Preheat oven to 325F. Grease and 8-inch springform pan and line the bottom with a round of parchment paper.
In a large bowl with an electric mixer, or in a the bowl of a stand mixer, fitted with the paddle attachment, beat the butter, brown sugar and vanilla until light and fluffy, about 2-3 minutes. Add the eggs, one at a time, beating well after each addition and scraping down the sides of the bowl several times, as needed. Add the flour and mix, just until combined.
Remove 1/4 cup of the batter to a small bowl. Add the 7 Tbsp flour and 1 tsp cinnamon and stir together using a dinner knife, until it becomes a crumbly mixture. Set aside.
Fold the rhubarb into the rest of the cake batter, then spoon the batter into the prepared springform pan, spread to the sides and level the top. Evenly scatter the crumble mixture over-top of the batter, then sprinkle the top with 1 Tbsp of light brown sugar (or white sugar).

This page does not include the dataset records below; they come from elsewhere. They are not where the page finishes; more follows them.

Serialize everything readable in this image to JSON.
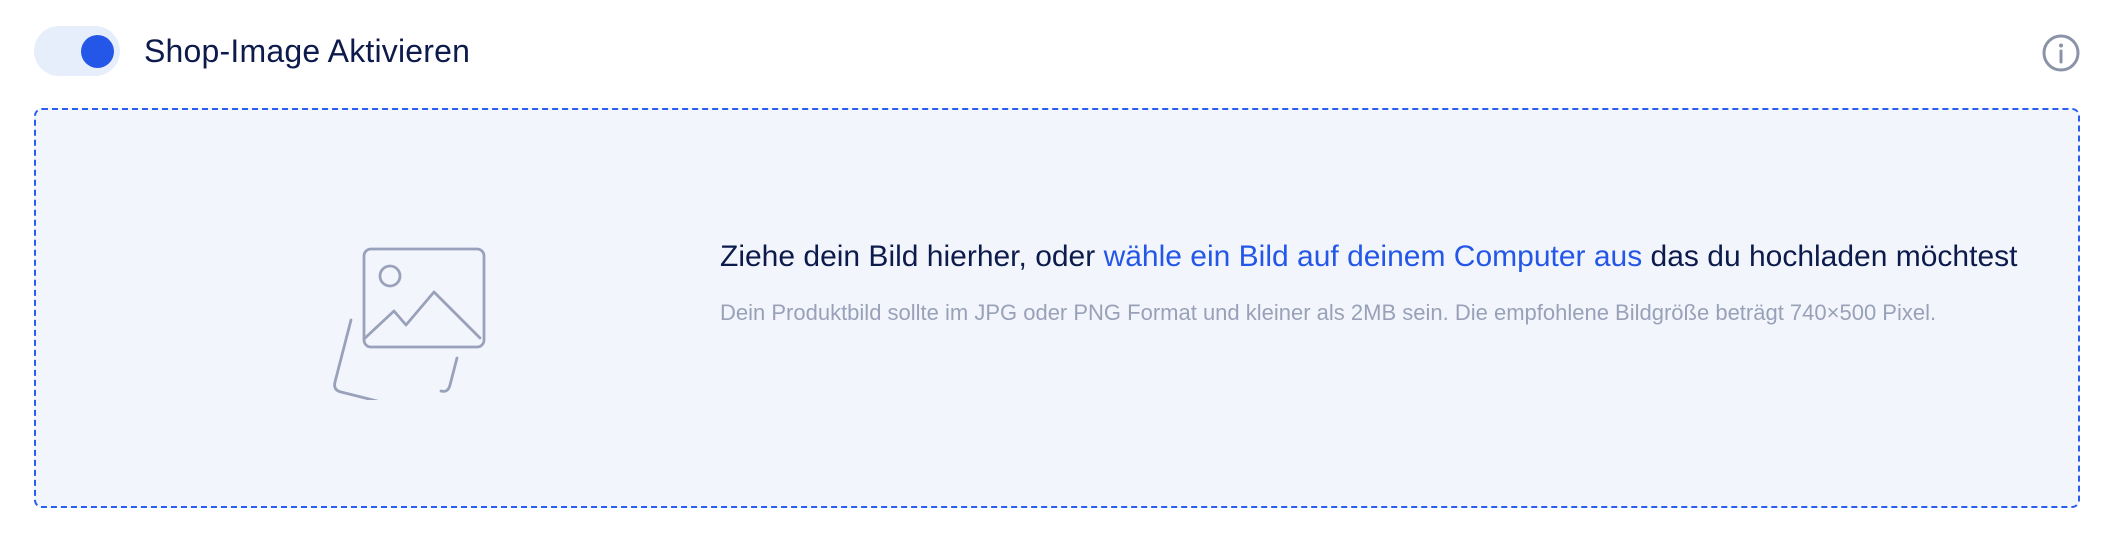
{
  "toggle": {
    "label": "Shop-Image Aktivieren",
    "state": "on",
    "accent_color": "#2457e8"
  },
  "info": {
    "icon": "info-icon"
  },
  "dropzone": {
    "icon": "image-placeholder-icon",
    "text_before": "Ziehe dein Bild hierher, oder ",
    "link_text": "wähle ein Bild auf deinem Computer aus",
    "text_after": " das du hochladen möchtest",
    "hint": "Dein Produktbild sollte im JPG oder PNG Format und kleiner als 2MB sein. Die empfohlene Bildgröße beträgt 740×500 Pixel.",
    "border_color": "#2a5ef0",
    "background_color": "#f2f6fc"
  }
}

Bake in preheated oven for about 1 hour and 15 minutes to 1 hour and 30 minutes, but check and test regularly after the 1 hour mark and cover the top loosely with a sheet of aluminum foil if the top of the cake is browning too quickly. Bake until a tester comes out clean, as long as that takes. (*If starting with frozen rhubarb, cooking time will be slightly longer).
Remove from oven and cool for 15 minutes in the tin, then remove from pan and cool completely on a cooling rack.